Their inventory complete, their weapons ready, there was nothing left to do but wait.
Chapter Fifty-eight
The opening to main shaft 7 at the Clady mine was crowded with Archaics. Most of them were initiates, although Malachi had sired a few of them when he first landed on American shores. He had kept his band intentionally small then, hiding, feeding either in major cities or remote towns. Places where they could either blend in and find easy food, or out-of-the-way locations where no one would likely notice when they did feed. They moved ever westward until he found what he was looking for. A place much like the Archaic homeland in Europe. Filled with mountains, defensible and secluded, but populated enough so he could begin raising more followers.
The Archaics were waiting for Malachi to ascend from the mine. In three more days he would be fifteen hundred years old and immortal. No human weapon, no elemental, no damnable priest of Saint Ignatius could summon the fires of heaven to consume him. He would live forever. And here he would rule. He would sire more and more humans until his army was too large, too vast to defeat. The centuries of humiliation, the years of living high in the mountains, feeding on vermin and cowering, hiding from the humans like frightened dogs would be over. Archaics would rule. As it had been intended since the dawn of time.
Only one thing could stop him now.
Shaniah.
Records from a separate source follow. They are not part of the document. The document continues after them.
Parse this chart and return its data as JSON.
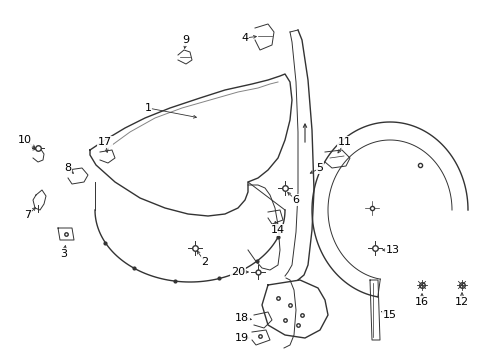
{
  "background_color": "#ffffff",
  "line_color": "#333333",
  "label_color": "#000000",
  "fig_width": 4.9,
  "fig_height": 3.6,
  "dpi": 100
}
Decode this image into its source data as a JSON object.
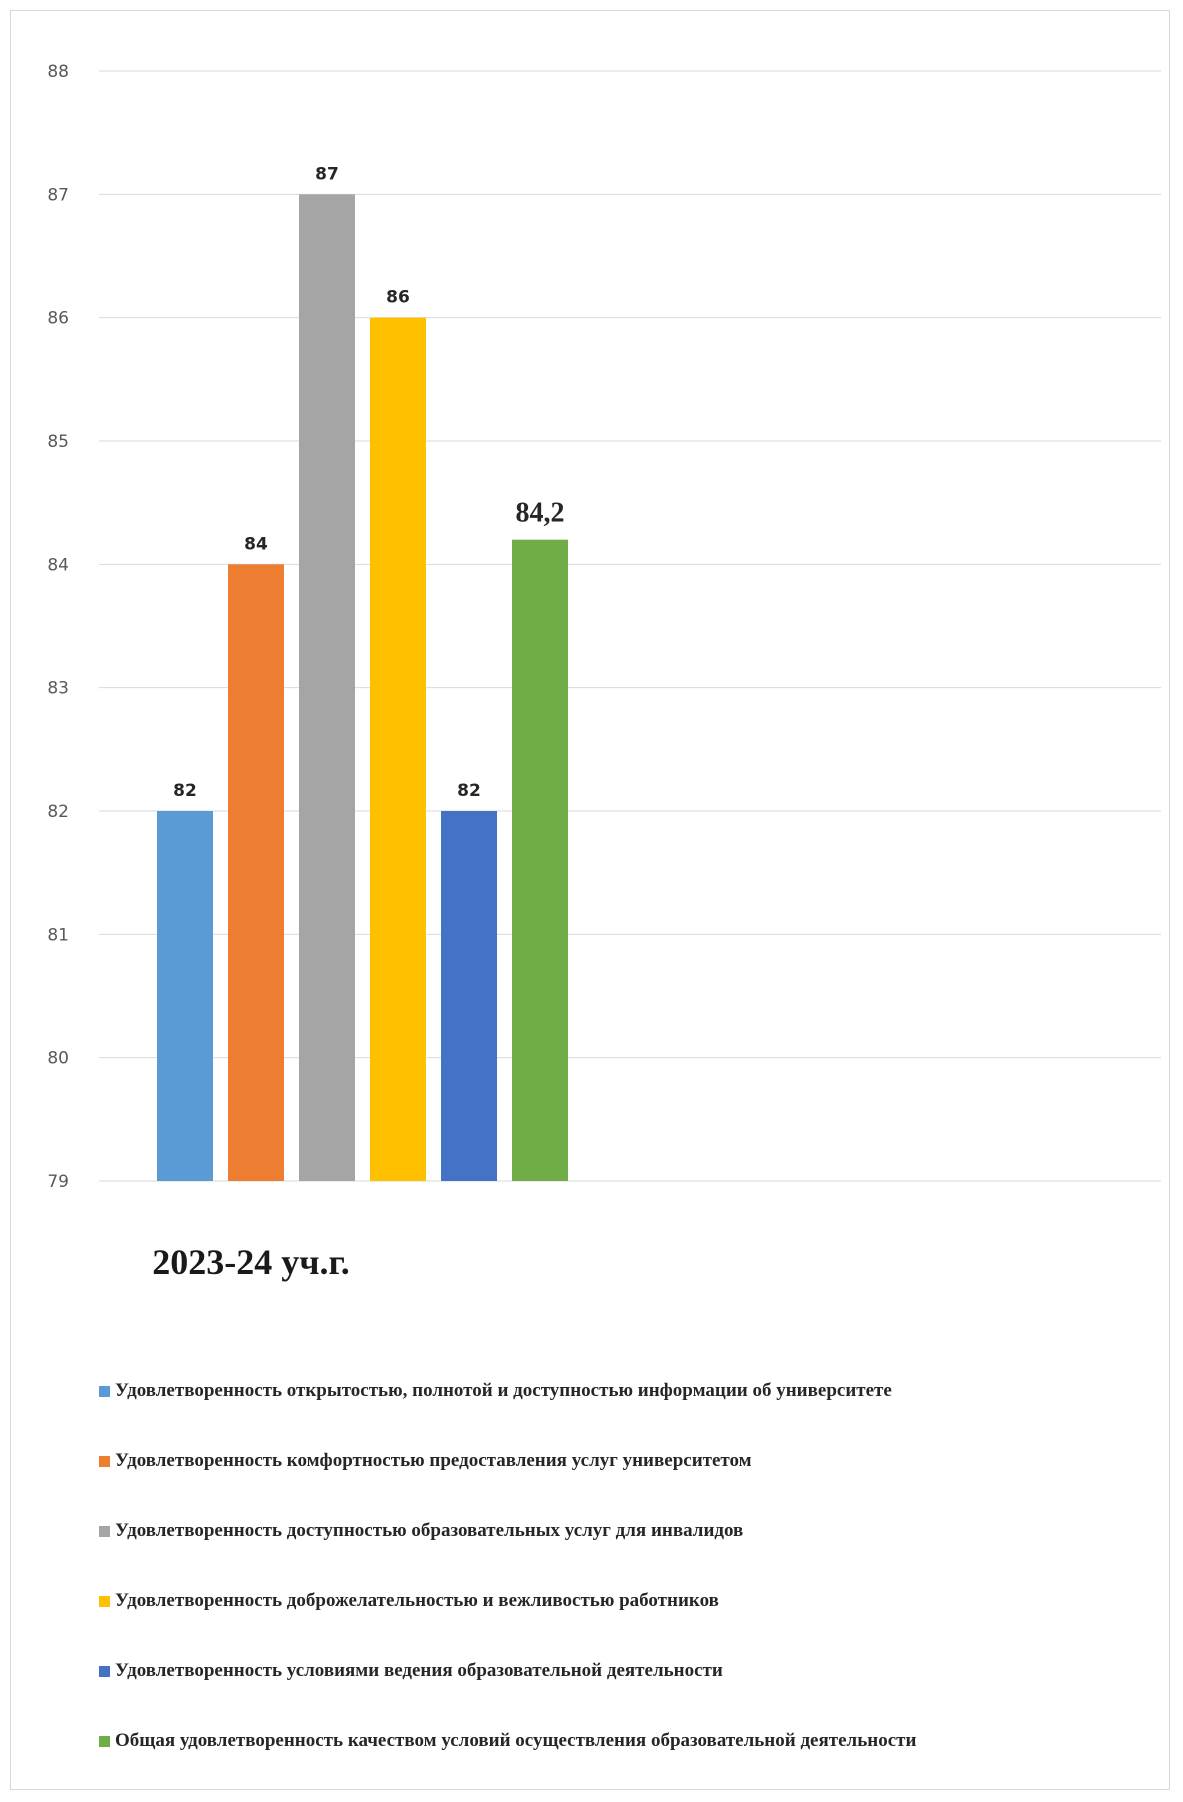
{
  "chart_data": {
    "type": "bar",
    "categories": [
      "2023-24 уч.г."
    ],
    "ylim": [
      79,
      88
    ],
    "yticks": [
      "79",
      "80",
      "81",
      "82",
      "83",
      "84",
      "85",
      "86",
      "87",
      "88"
    ],
    "grid": true,
    "legend_position": "bottom",
    "series": [
      {
        "name": "Удовлетворенность открытостью, полнотой и доступностью информации об университете",
        "values": [
          82
        ],
        "label": "82",
        "color": "#5b9bd5"
      },
      {
        "name": "Удовлетворенность комфортностью предоставления услуг университетом",
        "values": [
          84
        ],
        "label": "84",
        "color": "#ed7d31"
      },
      {
        "name": "Удовлетворенность доступностью образовательных услуг для инвалидов",
        "values": [
          87
        ],
        "label": "87",
        "color": "#a5a5a5"
      },
      {
        "name": "Удовлетворенность доброжелательностью и вежливостью работников",
        "values": [
          86
        ],
        "label": "86",
        "color": "#ffc000"
      },
      {
        "name": "Удовлетворенность условиями ведения образовательной деятельности",
        "values": [
          82
        ],
        "label": "82",
        "color": "#4472c4"
      },
      {
        "name": "Общая удовлетворенность качеством условий осуществления образовательной деятельности",
        "values": [
          84.2
        ],
        "label": "84,2",
        "color": "#70ad47"
      }
    ]
  }
}
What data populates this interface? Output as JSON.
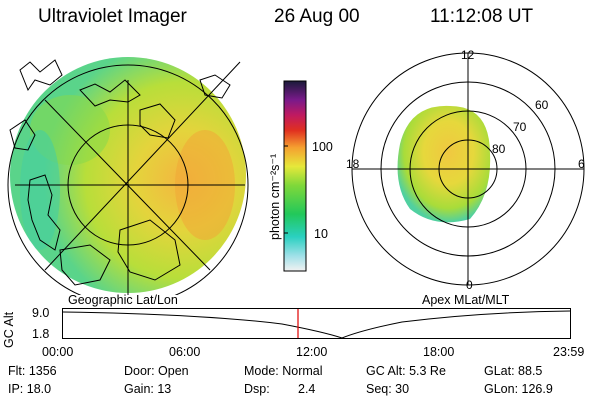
{
  "header": {
    "instrument": "Ultraviolet Imager",
    "date": "26 Aug 00",
    "time": "11:12:08 UT"
  },
  "colorbar": {
    "unit_label": "photon cm⁻²s⁻¹",
    "ticks": [
      "100",
      "10"
    ]
  },
  "left_panel": {
    "label": "Geographic Lat/Lon"
  },
  "right_panel": {
    "label": "Apex MLat/MLT",
    "mlt_labels": [
      "12",
      "18",
      "6",
      "0"
    ],
    "mlat_labels": [
      "60",
      "70",
      "80"
    ]
  },
  "altitude_plot": {
    "axis_label": "GC Alt",
    "y_ticks": [
      "9.0",
      "1.8"
    ],
    "x_ticks": [
      "00:00",
      "06:00",
      "12:00",
      "18:00",
      "23:59"
    ],
    "marker_color": "#e00000"
  },
  "info": {
    "flt": "Flt: 1356",
    "ip": "IP: 18.0",
    "door": "Door: Open",
    "gain": "Gain: 13",
    "mode": "Mode: Normal",
    "dsp_label": "Dsp:",
    "dsp_value": "2.4",
    "gc_alt": "GC Alt: 5.3 Re",
    "seq": "Seq: 30",
    "glat": "GLat: 88.5",
    "glon": "GLon: 126.9"
  }
}
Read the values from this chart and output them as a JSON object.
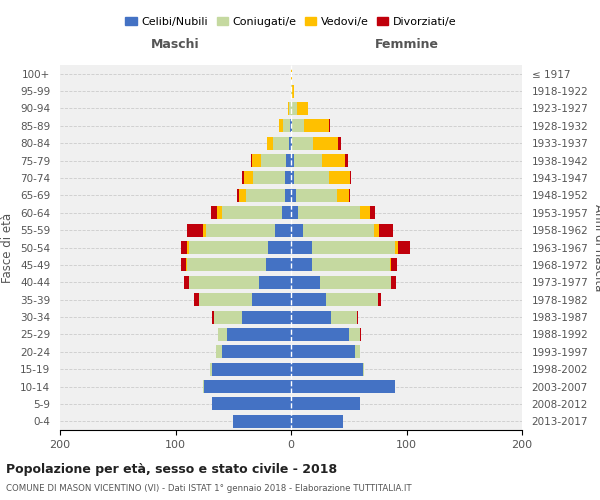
{
  "age_groups": [
    "0-4",
    "5-9",
    "10-14",
    "15-19",
    "20-24",
    "25-29",
    "30-34",
    "35-39",
    "40-44",
    "45-49",
    "50-54",
    "55-59",
    "60-64",
    "65-69",
    "70-74",
    "75-79",
    "80-84",
    "85-89",
    "90-94",
    "95-99",
    "100+"
  ],
  "birth_years": [
    "2013-2017",
    "2008-2012",
    "2003-2007",
    "1998-2002",
    "1993-1997",
    "1988-1992",
    "1983-1987",
    "1978-1982",
    "1973-1977",
    "1968-1972",
    "1963-1967",
    "1958-1962",
    "1953-1957",
    "1948-1952",
    "1943-1947",
    "1938-1942",
    "1933-1937",
    "1928-1932",
    "1923-1927",
    "1918-1922",
    "≤ 1917"
  ],
  "colors": {
    "celibi": "#4472c4",
    "coniugati": "#c5d9a0",
    "vedovi": "#ffc000",
    "divorziati": "#c0000b"
  },
  "males": {
    "celibi": [
      50,
      68,
      75,
      68,
      60,
      55,
      42,
      34,
      28,
      22,
      20,
      14,
      8,
      5,
      5,
      4,
      2,
      1,
      0,
      0,
      0
    ],
    "coniugati": [
      0,
      0,
      1,
      2,
      5,
      8,
      25,
      46,
      60,
      68,
      68,
      60,
      52,
      34,
      28,
      22,
      14,
      6,
      2,
      0,
      0
    ],
    "vedovi": [
      0,
      0,
      0,
      0,
      0,
      0,
      0,
      0,
      0,
      1,
      2,
      2,
      4,
      6,
      8,
      8,
      5,
      3,
      1,
      0,
      0
    ],
    "divorziati": [
      0,
      0,
      0,
      0,
      0,
      0,
      1,
      4,
      5,
      4,
      5,
      14,
      5,
      2,
      1,
      1,
      0,
      0,
      0,
      0,
      0
    ]
  },
  "females": {
    "celibi": [
      45,
      60,
      90,
      62,
      55,
      50,
      35,
      30,
      25,
      18,
      18,
      10,
      6,
      4,
      3,
      3,
      1,
      1,
      0,
      0,
      0
    ],
    "coniugati": [
      0,
      0,
      0,
      1,
      5,
      10,
      22,
      45,
      62,
      68,
      72,
      62,
      54,
      36,
      30,
      24,
      18,
      10,
      5,
      1,
      0
    ],
    "vedovi": [
      0,
      0,
      0,
      0,
      0,
      0,
      0,
      0,
      0,
      1,
      3,
      4,
      8,
      10,
      18,
      20,
      22,
      22,
      10,
      2,
      1
    ],
    "divorziati": [
      0,
      0,
      0,
      0,
      0,
      1,
      1,
      3,
      4,
      5,
      10,
      12,
      5,
      1,
      1,
      2,
      2,
      1,
      0,
      0,
      0
    ]
  },
  "xlim": [
    -200,
    200
  ],
  "xticks": [
    -200,
    -100,
    0,
    100,
    200
  ],
  "xticklabels": [
    "200",
    "100",
    "0",
    "100",
    "200"
  ],
  "title_main": "Popolazione per età, sesso e stato civile - 2018",
  "title_sub": "COMUNE DI MASON VICENTINO (VI) - Dati ISTAT 1° gennaio 2018 - Elaborazione TUTTITALIA.IT",
  "ylabel_left": "Fasce di età",
  "ylabel_right": "Anni di nascita",
  "label_maschi": "Maschi",
  "label_femmine": "Femmine",
  "legend_labels": [
    "Celibi/Nubili",
    "Coniugati/e",
    "Vedovi/e",
    "Divorziati/e"
  ],
  "bg_color": "#f0f0f0",
  "grid_color": "#cccccc"
}
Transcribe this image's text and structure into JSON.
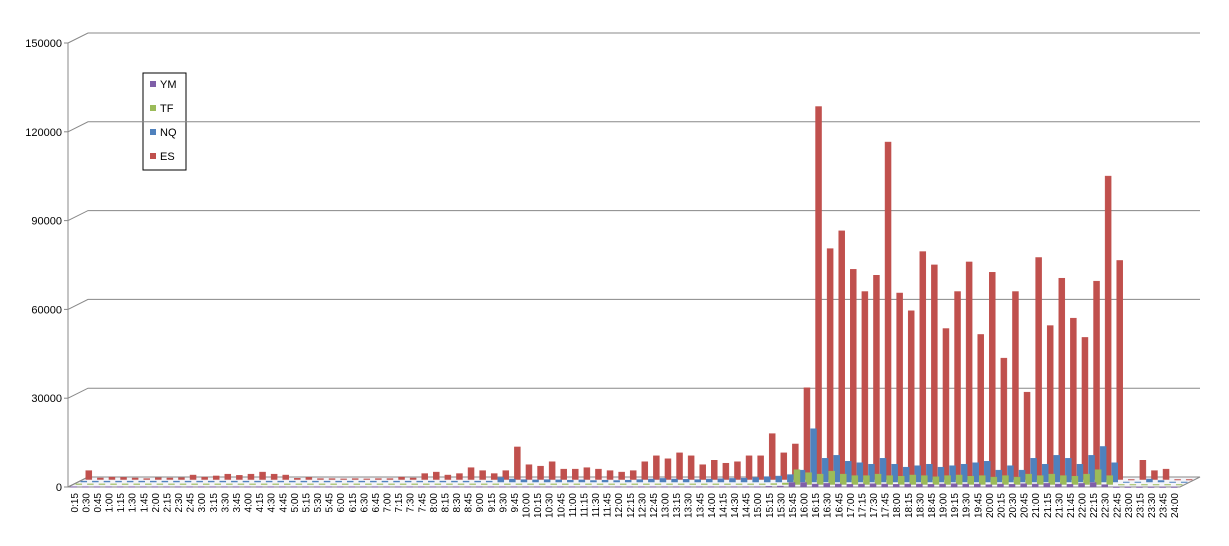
{
  "chart_data": {
    "type": "bar",
    "categories": [
      "0:15",
      "0:30",
      "0:45",
      "1:00",
      "1:15",
      "1:30",
      "1:45",
      "2:00",
      "2:15",
      "2:30",
      "2:45",
      "3:00",
      "3:15",
      "3:30",
      "3:45",
      "4:00",
      "4:15",
      "4:30",
      "4:45",
      "5:00",
      "5:15",
      "5:30",
      "5:45",
      "6:00",
      "6:15",
      "6:30",
      "6:45",
      "7:00",
      "7:15",
      "7:30",
      "7:45",
      "8:00",
      "8:15",
      "8:30",
      "8:45",
      "9:00",
      "9:15",
      "9:30",
      "9:45",
      "10:00",
      "10:15",
      "10:30",
      "10:45",
      "11:00",
      "11:15",
      "11:30",
      "11:45",
      "12:00",
      "12:15",
      "12:30",
      "12:45",
      "13:00",
      "13:15",
      "13:30",
      "13:45",
      "14:00",
      "14:15",
      "14:30",
      "14:45",
      "15:00",
      "15:15",
      "15:30",
      "15:45",
      "16:00",
      "16:15",
      "16:30",
      "16:45",
      "17:00",
      "17:15",
      "17:30",
      "17:45",
      "18:00",
      "18:15",
      "18:30",
      "18:45",
      "19:00",
      "19:15",
      "19:30",
      "19:45",
      "20:00",
      "20:15",
      "20:30",
      "20:45",
      "21:00",
      "21:15",
      "21:30",
      "21:45",
      "22:00",
      "22:15",
      "22:30",
      "22:45",
      "23:00",
      "23:15",
      "23:30",
      "23:45",
      "24:00"
    ],
    "series": [
      {
        "name": "YM",
        "color": "#7f5fa8",
        "values": [
          100,
          100,
          100,
          100,
          100,
          100,
          100,
          100,
          100,
          100,
          100,
          100,
          100,
          100,
          100,
          100,
          100,
          100,
          100,
          100,
          100,
          100,
          100,
          100,
          100,
          100,
          100,
          100,
          100,
          100,
          100,
          100,
          100,
          100,
          100,
          100,
          100,
          100,
          100,
          100,
          100,
          100,
          100,
          100,
          100,
          100,
          100,
          100,
          100,
          100,
          100,
          100,
          100,
          100,
          100,
          100,
          100,
          100,
          100,
          100,
          200,
          300,
          1500,
          1500,
          1000,
          1200,
          1000,
          900,
          1000,
          1100,
          1000,
          900,
          1000,
          1000,
          900,
          1000,
          1100,
          1000,
          1000,
          800,
          1000,
          900,
          1100,
          1000,
          1200,
          1000,
          900,
          1200,
          1500,
          800,
          0,
          0,
          0,
          0,
          0,
          0
        ]
      },
      {
        "name": "TF",
        "color": "#9bbb59",
        "values": [
          200,
          200,
          200,
          200,
          200,
          200,
          200,
          200,
          200,
          200,
          200,
          200,
          200,
          200,
          200,
          200,
          200,
          200,
          200,
          200,
          200,
          200,
          200,
          200,
          200,
          200,
          200,
          200,
          200,
          200,
          200,
          200,
          200,
          200,
          200,
          200,
          200,
          200,
          200,
          200,
          200,
          200,
          200,
          200,
          200,
          200,
          200,
          200,
          200,
          200,
          200,
          200,
          200,
          200,
          200,
          200,
          200,
          200,
          200,
          200,
          300,
          500,
          5000,
          4000,
          3500,
          4500,
          3500,
          3000,
          3000,
          3500,
          3000,
          2800,
          3200,
          3000,
          2600,
          3000,
          3200,
          2800,
          3000,
          2500,
          3000,
          2500,
          3500,
          3000,
          3500,
          3000,
          2800,
          3500,
          5000,
          3000,
          0,
          0,
          0,
          0,
          0,
          0
        ]
      },
      {
        "name": "NQ",
        "color": "#4f81bd",
        "values": [
          300,
          300,
          300,
          300,
          300,
          300,
          300,
          300,
          300,
          300,
          300,
          300,
          300,
          300,
          300,
          300,
          300,
          300,
          300,
          300,
          300,
          300,
          300,
          300,
          300,
          300,
          300,
          300,
          300,
          300,
          300,
          300,
          300,
          300,
          300,
          300,
          1500,
          1000,
          800,
          700,
          800,
          700,
          600,
          700,
          500,
          600,
          500,
          600,
          800,
          1000,
          1200,
          1000,
          900,
          800,
          1000,
          1100,
          1200,
          1300,
          1500,
          1800,
          2000,
          2500,
          4000,
          18000,
          8000,
          9000,
          7000,
          6500,
          6000,
          8000,
          6000,
          5000,
          5500,
          6000,
          5000,
          5500,
          6000,
          6500,
          7000,
          4000,
          5500,
          4000,
          8000,
          6000,
          9000,
          8000,
          6000,
          9000,
          12000,
          6500,
          0,
          0,
          1000,
          500,
          0,
          0
        ]
      },
      {
        "name": "ES",
        "color": "#c0504d",
        "values": [
          3000,
          500,
          800,
          700,
          500,
          300,
          600,
          500,
          600,
          1500,
          800,
          1200,
          1800,
          1400,
          1800,
          2500,
          1800,
          1500,
          400,
          700,
          300,
          300,
          200,
          300,
          200,
          300,
          300,
          800,
          500,
          2000,
          2500,
          1500,
          2000,
          4000,
          3000,
          2000,
          3000,
          11000,
          5000,
          4500,
          6000,
          3500,
          3500,
          4000,
          3500,
          3000,
          2500,
          3000,
          6000,
          8000,
          7000,
          9000,
          8000,
          5000,
          6500,
          5500,
          6000,
          8000,
          8000,
          15500,
          9000,
          12000,
          31000,
          126000,
          78000,
          84000,
          71000,
          63500,
          69000,
          114000,
          63000,
          57000,
          77000,
          72500,
          51000,
          63500,
          73500,
          49000,
          70000,
          41000,
          63500,
          29500,
          75000,
          52000,
          68000,
          54500,
          48000,
          67000,
          102500,
          74000,
          0,
          6500,
          3000,
          3500,
          0,
          0
        ]
      }
    ],
    "ylim": [
      0,
      150000
    ],
    "yticks": [
      0,
      30000,
      60000,
      90000,
      120000,
      150000
    ],
    "grid": true
  }
}
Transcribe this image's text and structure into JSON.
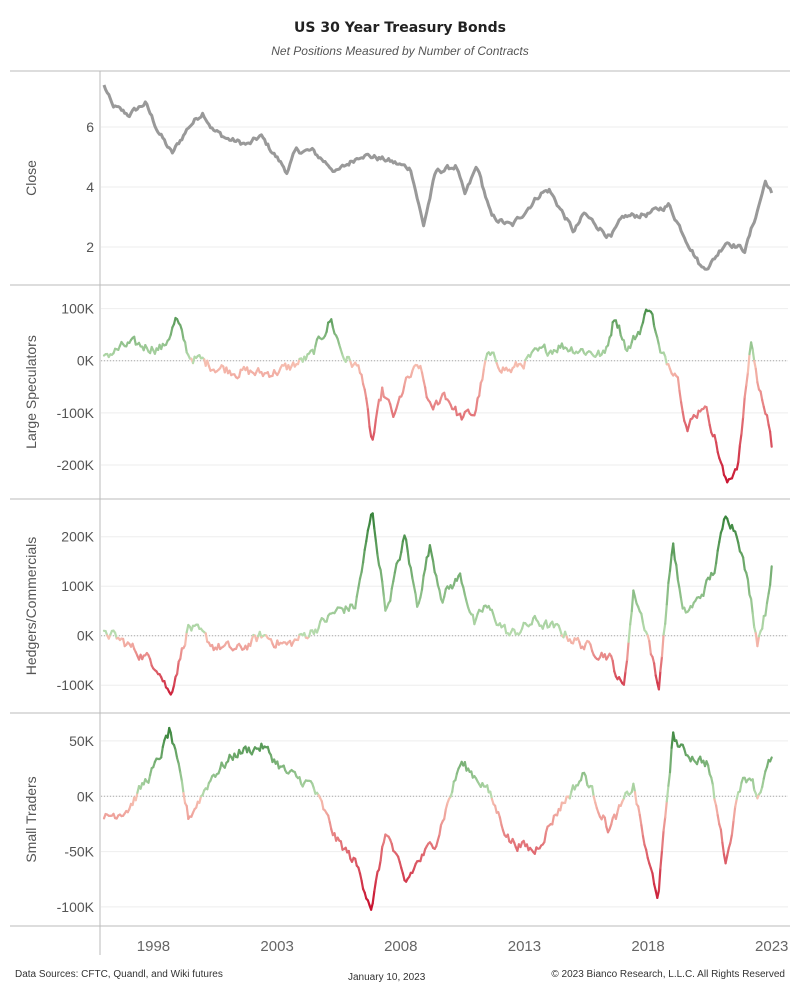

She was nearly an Eternal herself. She could have the power, although he doubted it. Since he’d left the Archaics in Europe, he had broken the covenant and fed on humans again. What strength flowed from the Huma Sangra, human blood. He was the most powerful Archaic alive. He knew this. He also knew Shaniah was a puppet of the Old Ones. There was little chance she had fed on human blood while she pursued him, and she would be too weak to stop him. He smiled at the thought.